Why does Ben Simmons so badly want the 76ers to trade him, he’s holding out and racking up fines?
Because Simmons resents Philadelphia president Daryl Morey saying he saying he wouldn’t trade Simmons then offering Simmons to the Rockets for James Harden? Because Simmons was bothered by 76ers coach Doc Rivers saying he didn’t know whether Simmons could be the point guard on a championship team? Because Simmons no longer wants to play with Joel Embiid? Because Simmons just felt mentally exhausted and underappreciated?
A source familiar with the conversations between Simmons’ camp and the Sixers told PhillyVoice that the only consistent or clear message this offseason was about the accelerated timeline Simmons has been evaluated on compared to other No. 1 overall picks. In most instances, agent Rich Paul and others have pointed out, top picks are sent to bad teams where they can figure out who they are and how their career is going to play out. Having missed his first year out of LSU due to injury, Simmons joined Embiid to form a partnership capable of winning 50 games right away, and the Sixers have been considered contenders (or at least pseudo contenders) at various points during the last three seasons, increasing scrutiny on his development.

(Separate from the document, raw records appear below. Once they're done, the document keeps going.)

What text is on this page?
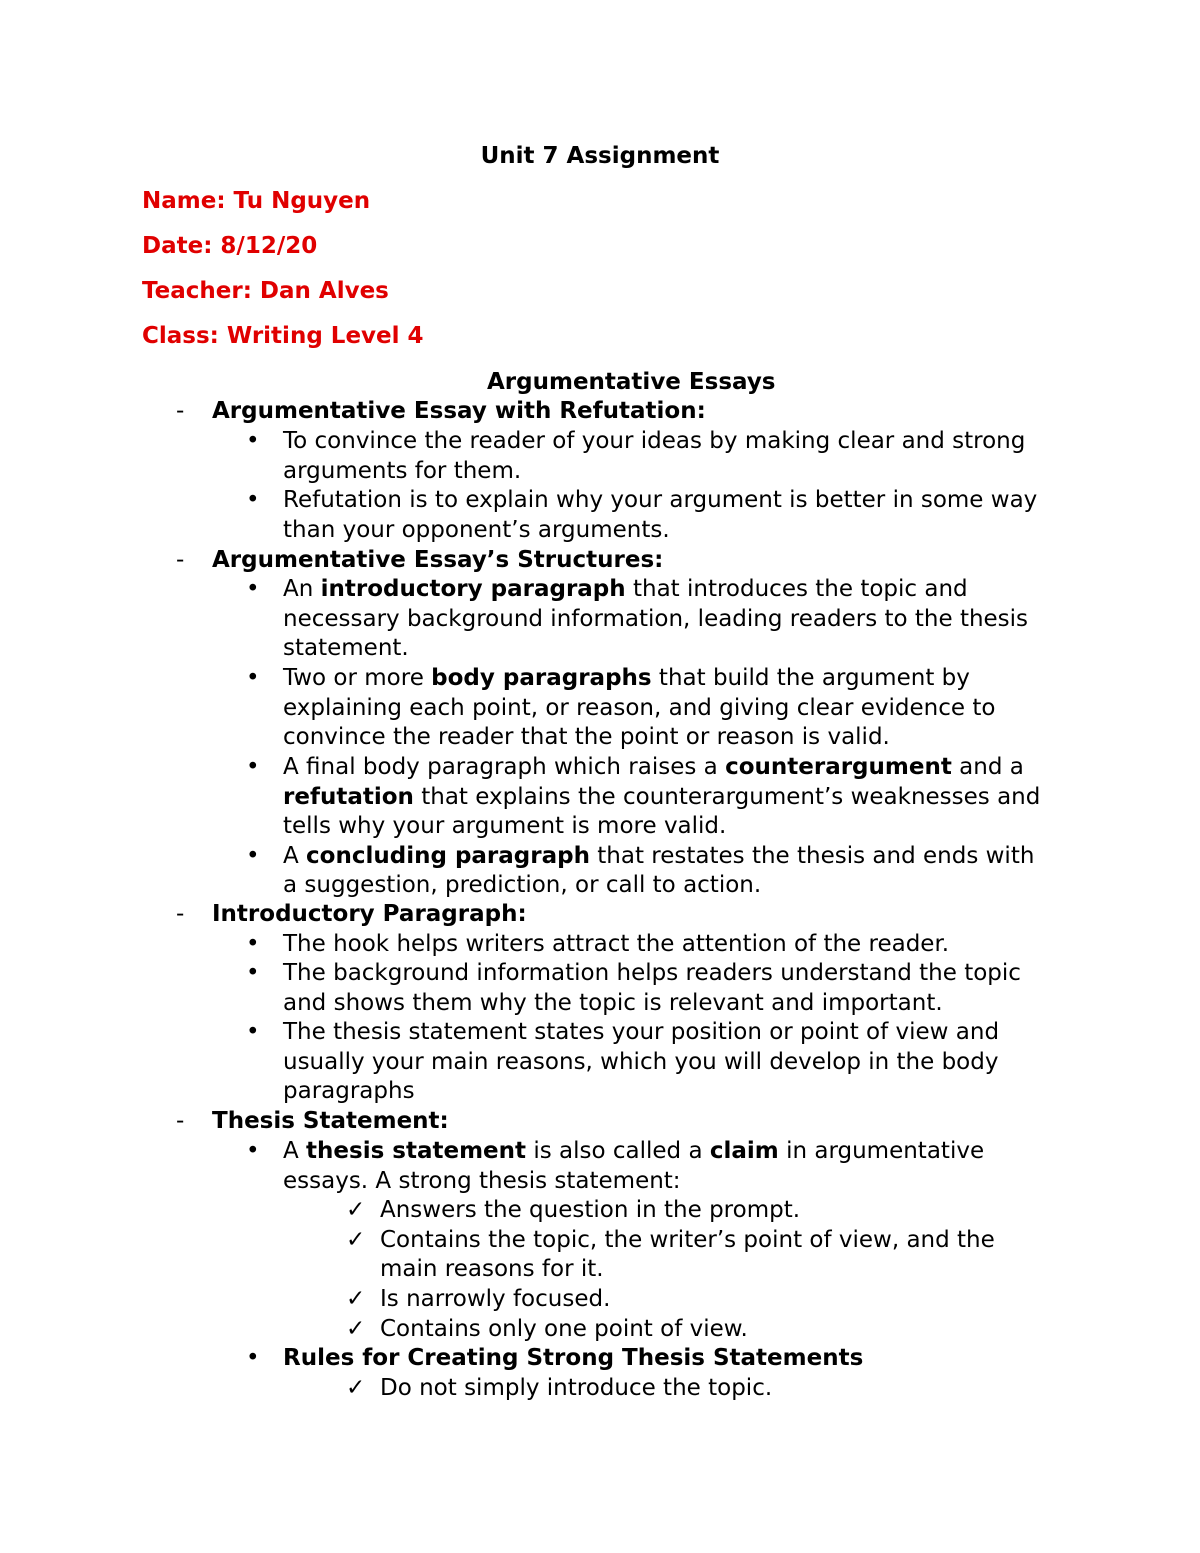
Unit 7 Assignment
Name: Tu Nguyen
Date: 8/12/20
Teacher: Dan Alves
Class: Writing Level 4
Argumentative Essays
- Argumentative Essay with Refutation:
• To convince the reader of your ideas by making clear and strong
arguments for them.
• Refutation is to explain why your argument is better in some way
than your opponent’s arguments.
- Argumentative Essay’s Structures:
• An introductory paragraph that introduces the topic and
necessary background information, leading readers to the thesis
statement.
• Two or more body paragraphs that build the argument by
explaining each point, or reason, and giving clear evidence to
convince the reader that the point or reason is valid.
• A final body paragraph which raises a counterargument and a
refutation that explains the counterargument’s weaknesses and
tells why your argument is more valid.
• A concluding paragraph that restates the thesis and ends with
a suggestion, prediction, or call to action.
- Introductory Paragraph:
• The hook helps writers attract the attention of the reader.
• The background information helps readers understand the topic
and shows them why the topic is relevant and important.
• The thesis statement states your position or point of view and
usually your main reasons, which you will develop in the body
paragraphs
- Thesis Statement:
• A thesis statement is also called a claim in argumentative
essays. A strong thesis statement:
✓ Answers the question in the prompt.
✓ Contains the topic, the writer’s point of view, and the
main reasons for it.
✓ Is narrowly focused.
✓ Contains only one point of view.
• Rules for Creating Strong Thesis Statements
✓ Do not simply introduce the topic.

Keep in mind: Many people want to frame Simmons’ exit from Philadelphia. Some of them want to cast Simmons in a negative light.
This certainly accomplishes that.
Simmons could ask Pelicans big Zion Williamson (zero postseason appearances in two seasons) or Timberwolves center Karl-Anthony Towns (one playoff appearance and one playoff game won in six seasons) whether they’d swap circumstances. Former Pelicans big Anthony Davis (one playoff appearance and zero playoff games won in his first five seasons) might have thoughts, too.
The 76ers being too good, too quickly would be an odd gripe. Yes, that has come with pressure. But Simmons – the 2018 Rookie of the Year – entered the NBA ready to contribute to winning. His early success, both team and individual, got him onto three All-Star teams and earned him a super-max contract extension.
Simmons played like he didn’t need unearned minutes on a loser just to develop.
Yet, his offense has since regressed. Maybe now that’s exactly what he needs.
On the other hand: He’s 25.
Yes, Simmons starting his career on a winner was unusual for a No. 1 pick. But I suspect he appreciated that until seeking excuses now. It’s also unclear what, at this stage, anyone should do about his rare early-career situation.